Although better in dedicated lists than in general lists, adherence to the random
biopsy protocol in general was poor, especially in long-segment BE. This is even more
remarkable because all endoscopists were aware of the fact that they participated
in a prospective study and that their performance would be analyzed. This, taken together
with the tendency toward too short surveillance intervals, especially for the short
BE segments, underscores the need for education of general endoscopists to improve
guideline adherence.
To the best of our knowledge, this is the largest prospective study evaluating the
effect of dedicated BE endoscopy lists on BE surveillance care. Data were collected
prospectively in a standardized format, with few missing data. Other strengths of
our study include revision of all dysplastic cases by expert pathologists, and the
multivariable mixed-model analyses to account for multilevel data and possible confounding
factors.
The main limitation of this study is its non-randomized design. We aimed to compensate
for this shortcoming by our well-considered inclusion and exclusion criteria and multivariable
analyses in which we could correct for possible confounding factors. In addition,
our definition of random four-quadrant biopsy protocol adherence could be seen as
lenient, as according to our definition of only one biopsy per 2 cm of BE tongues
as sufficient. We deemed this as the absolute minimum number of biopsies that should
be obtained. Next, in some hospitals, the BE surveillance intervals could unintentionally
have been prolonged due to the COVID-19 pandemic in which surveillance endoscopies
were postponed, although this applied to endoscopic services in all participating
hospitals irrespective of type of endoscopy list (i.e. general list or dedicated list).

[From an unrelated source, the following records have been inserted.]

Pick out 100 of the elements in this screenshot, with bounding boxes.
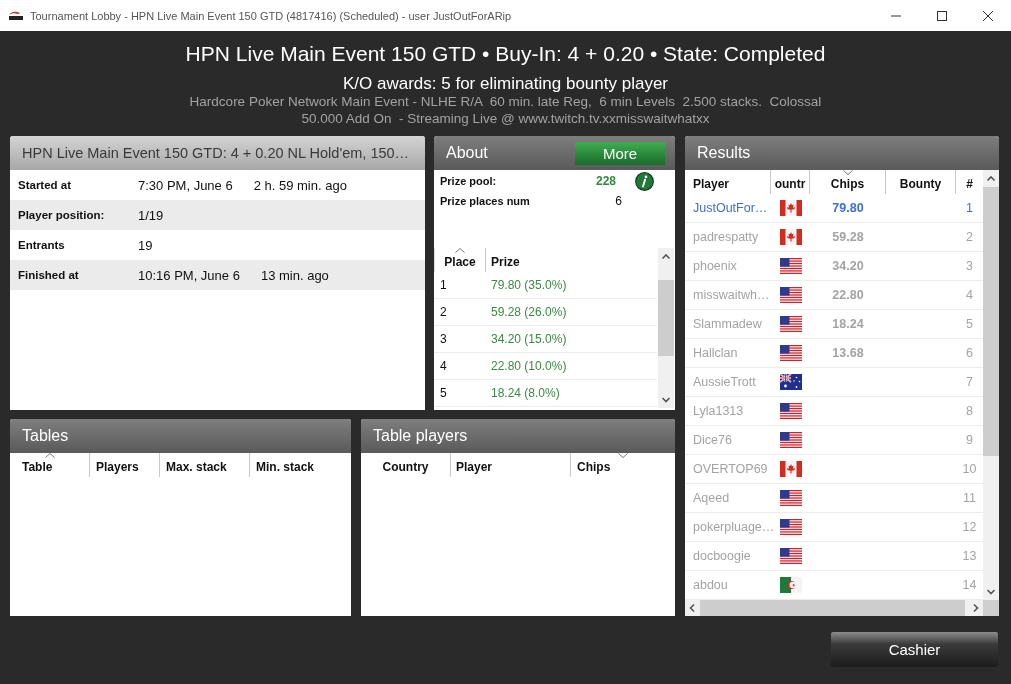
info-label: Player position:: [17, 209, 106, 221]
prize-places-label: Prize places num: [440, 195, 531, 207]
panel-title: Table players: [373, 427, 468, 445]
player-name: Slammadew: [692, 317, 763, 331]
player-name: OVERTOP69: [692, 462, 769, 476]
place-number: 2: [439, 305, 448, 319]
column-header[interactable]: Prize: [486, 248, 657, 272]
player-name: Dice76: [692, 433, 733, 447]
rank-number: 1: [965, 201, 974, 215]
cashier-button[interactable]: Cashier: [831, 632, 998, 667]
canada-flag-icon: [779, 229, 802, 245]
elapsed-time: 2 h. 59 min. ago: [253, 177, 347, 193]
usa-flag-icon: [779, 548, 802, 564]
player-name: pokerpluage…: [692, 520, 771, 534]
player-name: misswaitwh…: [692, 288, 771, 302]
info-value: 10:16 PM, June 6: [138, 267, 240, 283]
prize-amount: 22.80 (10.0%): [491, 359, 567, 373]
player-name: Lyla1313: [692, 404, 745, 418]
player-name: JustOutFor…: [692, 201, 769, 215]
column-header[interactable]: Chips: [571, 453, 675, 477]
usa-flag-icon: [779, 258, 802, 274]
close-icon: [983, 10, 993, 21]
column-header[interactable]: #: [956, 170, 983, 194]
canada-flag-icon: [779, 461, 802, 477]
panel-title: Tables: [22, 427, 69, 445]
panel-title: About: [446, 144, 488, 162]
column-header[interactable]: Country: [361, 453, 451, 477]
algeria-flag-icon: [779, 577, 802, 593]
chips-value: 79.80: [832, 201, 864, 215]
place-number: 4: [439, 359, 448, 373]
elapsed-time: 13 min. ago: [260, 267, 329, 283]
player-name: padrespatty: [692, 230, 760, 244]
player-name: phoenix: [692, 259, 738, 273]
usa-flag-icon: [779, 287, 802, 303]
usa-flag-icon: [779, 519, 802, 535]
player-name: Hallclan: [692, 346, 739, 360]
rank-number: 5: [965, 317, 974, 331]
column-header[interactable]: Min. stack: [250, 453, 351, 477]
usa-flag-icon: [779, 432, 802, 448]
column-header[interactable]: Player: [451, 453, 571, 477]
place-number: 5: [439, 386, 448, 400]
usa-flag-icon: [779, 403, 802, 419]
place-number: 1: [439, 278, 448, 292]
ko-awards-text: K/O awards: 5 for eliminating bounty player: [341, 75, 670, 93]
chips-value: 18.24: [832, 317, 864, 331]
usa-flag-icon: [779, 490, 802, 506]
info-value: 1/19: [138, 207, 164, 223]
canada-flag-icon: [779, 200, 802, 216]
place-number: 3: [439, 332, 448, 346]
usa-flag-icon: [779, 316, 802, 332]
rank-number: 8: [965, 404, 974, 418]
rank-number: 2: [965, 230, 974, 244]
app-logo-icon: [8, 10, 24, 21]
column-header[interactable]: Table: [10, 453, 90, 477]
chips-value: 22.80: [832, 288, 864, 302]
chips-value: 34.20: [832, 259, 864, 273]
rank-number: 3: [965, 259, 974, 273]
scrollbar-thumb[interactable]: [983, 187, 999, 457]
column-header[interactable]: Place: [434, 248, 486, 272]
info-label: Entrants: [17, 239, 66, 251]
rank-number: 4: [965, 288, 974, 302]
scrollbar-corner: [983, 600, 999, 616]
rank-number: 11: [962, 491, 977, 505]
panel-title: HPN Live Main Event 150 GTD: 4 + 0.20 NL Hold'em, 150…: [22, 145, 410, 161]
info-value: 19: [138, 237, 153, 253]
prize-amount: 18.24 (8.0%): [491, 386, 560, 400]
prize-amount: 79.80 (35.0%): [491, 278, 567, 292]
info-icon[interactable]: [635, 171, 654, 191]
info-label: Started at: [17, 179, 73, 191]
chips-value: 13.68: [832, 346, 864, 360]
rank-number: 7: [965, 375, 974, 389]
player-name: AussieTrott: [692, 375, 757, 389]
column-header[interactable]: Max. stack: [160, 453, 250, 477]
column-header[interactable]: Players: [90, 453, 160, 477]
rank-number: 9: [965, 433, 974, 447]
info-label: Finished at: [17, 269, 80, 281]
scrollbar-thumb[interactable]: [658, 280, 674, 356]
info-value: 7:30 PM, June 6: [138, 177, 233, 193]
vertical-scrollbar[interactable]: [983, 170, 999, 600]
prize-pool-value: 228: [594, 174, 616, 188]
maximize-icon: [937, 10, 947, 21]
usa-flag-icon: [779, 345, 802, 361]
panel-title: Results: [697, 144, 751, 162]
tournament-description: Hardcore Poker Network Main Event - NLHE R/A 60 min. late Reg, 6 min Levels 2.500 stacks. Colossal 50.000 Add On - Streaming Live @ www.twitch.tv.xxmisswaitwhatxx: [188, 93, 823, 127]
rank-number: 13: [961, 549, 978, 563]
more-button[interactable]: More: [575, 141, 665, 165]
vertical-scrollbar[interactable]: [658, 248, 674, 408]
prize-amount: 34.20 (15.0%): [491, 332, 567, 346]
rank-number: 12: [961, 520, 978, 534]
australia-flag-icon: [779, 374, 802, 390]
rank-number: 14: [961, 578, 978, 592]
player-name: Aqeed: [692, 491, 731, 505]
chips-value: 59.28: [832, 230, 864, 244]
prize-places-value: 6: [614, 194, 622, 208]
player-name: abdou: [692, 578, 729, 592]
prize-pool-label: Prize pool:: [440, 175, 498, 187]
tournament-title: HPN Live Main Event 150 GTD • Buy-In: 4 + 0.20 • State: Completed: [184, 41, 827, 67]
window-title: Tournament Lobby - HPN Live Main Event 150 GTD (4817416) (Scheduled) - user JustOutForARip: [30, 9, 513, 22]
prize-amount: 59.28 (26.0%): [491, 305, 567, 319]
player-name: docboogie: [692, 549, 752, 563]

Finally, no reliable data were available on the use of virtual chromoendoscopy. However,
if virtual chromoendoscopy were used more regularly during dedicated BE endoscopies,
that should be seen as a characteristic of dedicated BE lists rather than confounding.
Conclusions
Given the results of our study, we can conclude that clustering of BE surveillance
endoscopies on dedicated lists has the potential to improve BE surveillance care by
enhancing guideline adherence. Improved adherence to the four-quadrant biopsy protocol
and surveillance interval recommendations might potentially result in less oversurveillance
of short-segment BE and increased detection of dysplasia at an early stage.